Over the weekend Operation Rescue released a story about Little Rock Family Planning Services, a surgical abortion facility in Little Rock that apparently botched an abortion on an underage girl in March.

Operation Rescue reports 60 incidents like this one have occurred at Little Rock Family Planning Services since 1999, according to records the group obtained under the Freedom of Information Act.

There’s another side to this story: Little Rock Family Planning Services currently is working with Planned Parenthood and the ACLU to overturn a state law requiring abortion clinics to be properly inspected.

Last year the Arkansas Legislature passed Act 383, which clarifies that abortion clinics will be inspected at least annually; that the inspections will be unannounced; and that any clinic that fails inspection will have its license to perform abortions suspended immediately.

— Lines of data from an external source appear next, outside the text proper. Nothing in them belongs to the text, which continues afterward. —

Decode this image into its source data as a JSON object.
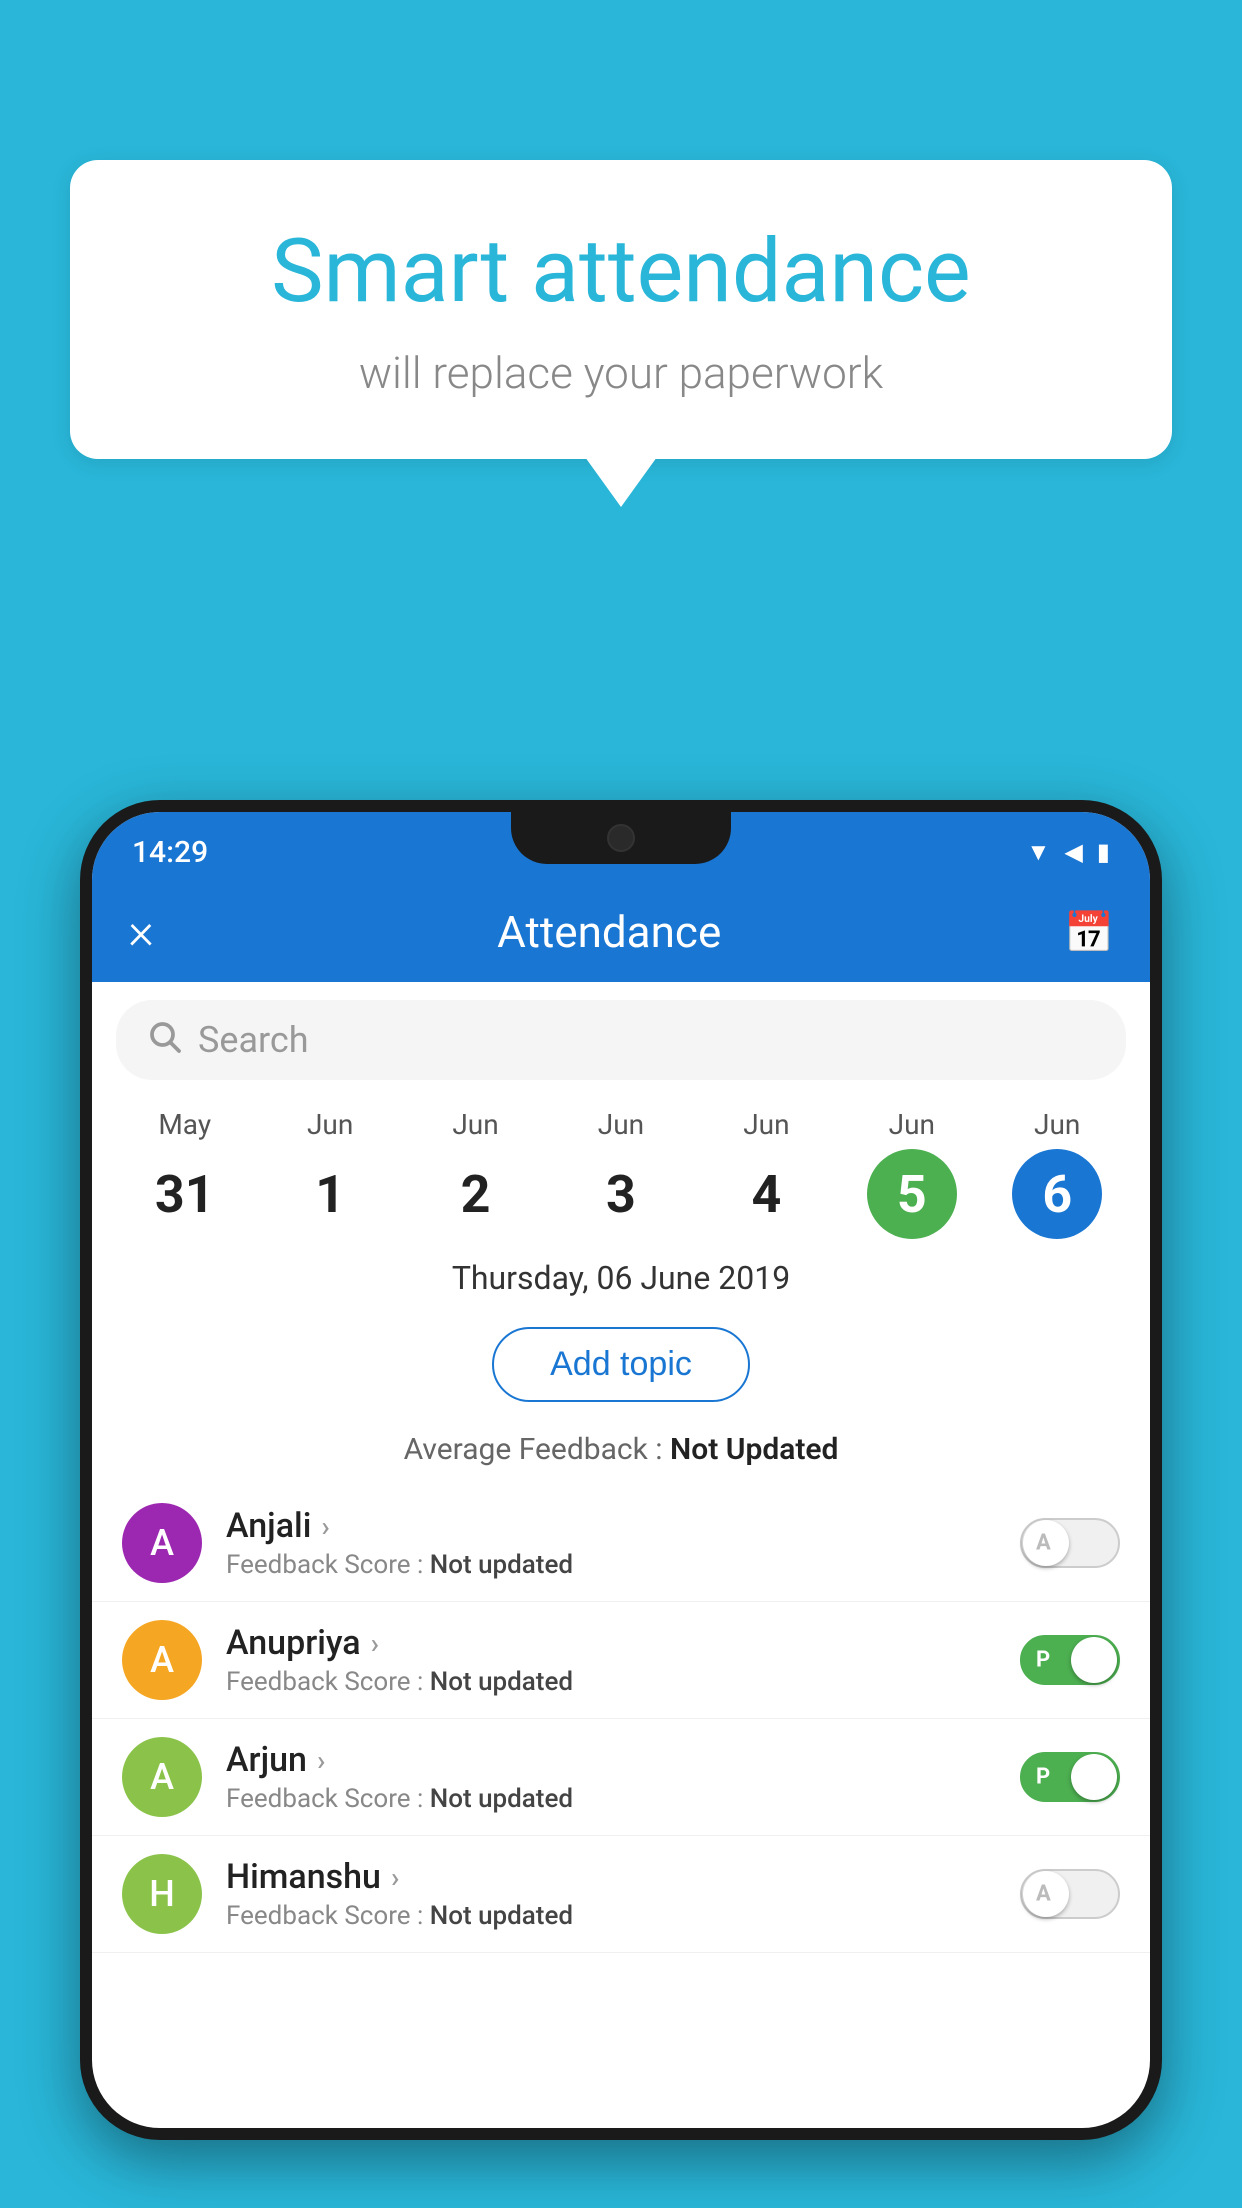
{
  "background_color": "#29b6d8",
  "speech_bubble": {
    "title": "Smart attendance",
    "subtitle": "will replace your paperwork"
  },
  "status_bar": {
    "time": "14:29",
    "icons": [
      "wifi",
      "signal",
      "battery"
    ]
  },
  "header": {
    "title": "Attendance",
    "close_label": "×",
    "calendar_icon": "📅"
  },
  "search": {
    "placeholder": "Search"
  },
  "calendar": {
    "days": [
      {
        "month": "May",
        "day": "31",
        "style": "plain"
      },
      {
        "month": "Jun",
        "day": "1",
        "style": "plain"
      },
      {
        "month": "Jun",
        "day": "2",
        "style": "plain"
      },
      {
        "month": "Jun",
        "day": "3",
        "style": "plain"
      },
      {
        "month": "Jun",
        "day": "4",
        "style": "plain"
      },
      {
        "month": "Jun",
        "day": "5",
        "style": "green"
      },
      {
        "month": "Jun",
        "day": "6",
        "style": "blue"
      }
    ]
  },
  "selected_date": "Thursday, 06 June 2019",
  "add_topic_label": "Add topic",
  "average_feedback_label": "Average Feedback :",
  "average_feedback_value": "Not Updated",
  "students": [
    {
      "name": "Anjali",
      "avatar_letter": "A",
      "avatar_color": "#9c27b0",
      "feedback": "Not updated",
      "toggle": "off",
      "toggle_letter": "A"
    },
    {
      "name": "Anupriya",
      "avatar_letter": "A",
      "avatar_color": "#f5a623",
      "feedback": "Not updated",
      "toggle": "on",
      "toggle_letter": "P"
    },
    {
      "name": "Arjun",
      "avatar_letter": "A",
      "avatar_color": "#8bc34a",
      "feedback": "Not updated",
      "toggle": "on",
      "toggle_letter": "P"
    },
    {
      "name": "Himanshu",
      "avatar_letter": "H",
      "avatar_color": "#8bc34a",
      "feedback": "Not updated",
      "toggle": "off",
      "toggle_letter": "A"
    }
  ]
}
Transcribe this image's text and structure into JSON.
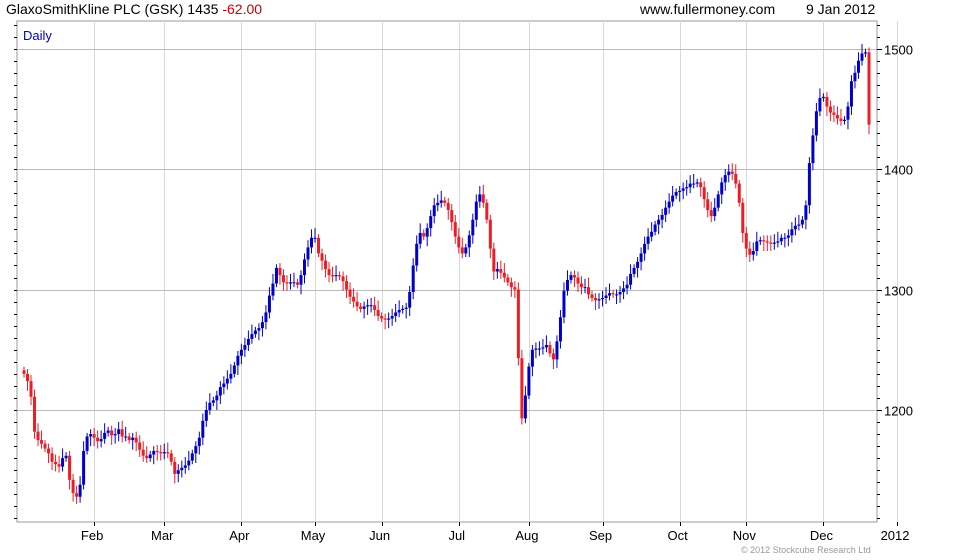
{
  "header": {
    "symbol": "GlaxoSmithKline PLC (GSK)",
    "price": "1435",
    "change": "-62.00",
    "site": "www.fullermoney.com",
    "date": "9 Jan 2012"
  },
  "footer": {
    "copyright": "© 2012 Stockcube Research Ltd"
  },
  "colors": {
    "up": "#0000cc",
    "down": "#ee1c25",
    "grid": "#d8d8d8",
    "frame": "#999999",
    "text": "#000000",
    "period_label": "#0000cc"
  },
  "chart_data": {
    "type": "candlestick",
    "period_label": "Daily",
    "ylim": [
      1107,
      1523
    ],
    "ytick_values": [
      1200,
      1300,
      1400,
      1500
    ],
    "ytick_labels": [
      "1200",
      "1300",
      "1400",
      "1500"
    ],
    "x_months": [
      {
        "label": "Feb",
        "index": 20
      },
      {
        "label": "Mar",
        "index": 40
      },
      {
        "label": "Apr",
        "index": 62
      },
      {
        "label": "May",
        "index": 83
      },
      {
        "label": "Jun",
        "index": 102
      },
      {
        "label": "Jul",
        "index": 124
      },
      {
        "label": "Aug",
        "index": 144
      },
      {
        "label": "Sep",
        "index": 165
      },
      {
        "label": "Oct",
        "index": 187
      },
      {
        "label": "Nov",
        "index": 206
      },
      {
        "label": "Dec",
        "index": 228
      },
      {
        "label": "2012",
        "index": 249
      }
    ],
    "close": [
      1230,
      1224,
      1211,
      1182,
      1175,
      1172,
      1168,
      1164,
      1157,
      1155,
      1153,
      1160,
      1162,
      1142,
      1131,
      1128,
      1138,
      1166,
      1178,
      1180,
      1177,
      1174,
      1176,
      1181,
      1183,
      1179,
      1180,
      1184,
      1178,
      1178,
      1175,
      1177,
      1173,
      1167,
      1162,
      1160,
      1163,
      1166,
      1165,
      1164,
      1165,
      1164,
      1157,
      1147,
      1150,
      1152,
      1154,
      1158,
      1164,
      1170,
      1177,
      1191,
      1200,
      1206,
      1208,
      1212,
      1219,
      1222,
      1226,
      1230,
      1237,
      1245,
      1250,
      1254,
      1259,
      1263,
      1266,
      1268,
      1273,
      1281,
      1295,
      1305,
      1318,
      1312,
      1306,
      1305,
      1306,
      1306,
      1304,
      1312,
      1325,
      1335,
      1343,
      1343,
      1330,
      1324,
      1317,
      1312,
      1311,
      1312,
      1311,
      1307,
      1300,
      1294,
      1290,
      1286,
      1284,
      1286,
      1287,
      1287,
      1283,
      1278,
      1276,
      1275,
      1276,
      1278,
      1281,
      1283,
      1284,
      1285,
      1298,
      1320,
      1338,
      1347,
      1344,
      1351,
      1361,
      1370,
      1372,
      1374,
      1372,
      1366,
      1356,
      1344,
      1335,
      1330,
      1335,
      1345,
      1358,
      1373,
      1379,
      1372,
      1358,
      1334,
      1315,
      1317,
      1314,
      1310,
      1306,
      1302,
      1300,
      1243,
      1193,
      1212,
      1236,
      1250,
      1251,
      1251,
      1252,
      1254,
      1247,
      1242,
      1257,
      1277,
      1299,
      1308,
      1312,
      1310,
      1305,
      1302,
      1302,
      1296,
      1293,
      1291,
      1292,
      1293,
      1295,
      1297,
      1296,
      1296,
      1298,
      1301,
      1304,
      1313,
      1318,
      1323,
      1330,
      1338,
      1344,
      1348,
      1354,
      1358,
      1362,
      1368,
      1373,
      1378,
      1381,
      1382,
      1384,
      1385,
      1388,
      1388,
      1389,
      1385,
      1375,
      1366,
      1361,
      1368,
      1379,
      1389,
      1395,
      1398,
      1396,
      1388,
      1372,
      1347,
      1334,
      1329,
      1332,
      1340,
      1341,
      1340,
      1339,
      1338,
      1339,
      1340,
      1343,
      1343,
      1345,
      1350,
      1353,
      1354,
      1358,
      1370,
      1405,
      1428,
      1448,
      1459,
      1460,
      1452,
      1447,
      1445,
      1442,
      1440,
      1441,
      1452,
      1473,
      1480,
      1490,
      1496,
      1497,
      1437
    ]
  }
}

In June Little Rock Family Planning Services — along with Planned Parenthood and the ACLU — filed a lawsuit in federal court trying to have Act 383 struck down.

The lawsuit argues Act 383 is too broad and makes it possible for an abortion clinic to be closed for any infraction — including an infraction that is not related to healthcare.

I have to ask: Is it simply a coincidence that an abortion facility with a history of sending women to the hospital doesn’t want the Health Department inspecting — and closing — abortion clinics?